On April 27, 2016, HHS www.hhs.gov issued a Notice of Proposed Rulemaking to implement key provisions of MACRA. The proposed rule would implement changes through MIPS and APMs and has bipartisan support.
In addition, the transformation of primary care includes the Comprehensive Primary Care Initiative (CPC) along with CPC+. In 2011, the CMS Center for Innovation Programs (CMMI) https://innovation.coms.gov announced CPC where private payers and state Medicaid Programs partner with Medicare to invest in primary care.
The CPC+ program recently announced enables primary care practices to apply to participate but all CPC+ practices must demonstrate multi-payer support. Practices will be required to use and expected to report electronic clinical quality measures at the practice level. Vendors are set to develop and optimize a set of health IT functions that will work in practices.

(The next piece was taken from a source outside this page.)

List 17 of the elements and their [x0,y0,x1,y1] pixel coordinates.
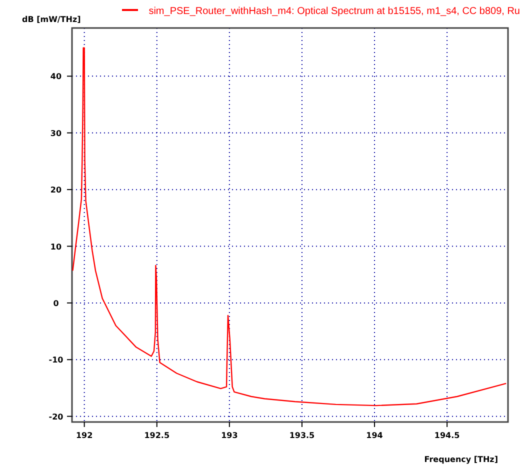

CPC+ is a five year model that will begin in 2017. It is expected that the model will partner with commercial and state payers in up to 20 regions around the country to support primary care practices.
As for the CMMI Bundled Payment Models, the goal is to provide better coordinated care. CMMI has been testing four models with each model incorporating a somewhat different set of services and payment arrangements.
One of the bundled models due to start July 1, 2016, is called the “Oncology Care Model”. Physician practices will receive fee-for-service payments, monthly per beneficiary care management fees, and shared savings payments for reducing total Medicare spending on oncology patients.
Reporters asked Dr. Conway several questions concerning the new Medicare Part B prescription drug models. Right now, Medicare Part B generally pays physicians and hospital outpatient departments the average sales price of a drug plus a 6 percent add-on.
The proposed model would test whether changing the add-on payment to 2.5 percent plus a flat fee payment of $16.00 per drug per day would change prescribing incentives and lead to improved quality and value. CMS would update the flat fee at the beginning of each year by the percentage increase in the consumer price index for medical care for the most recent 12 month period.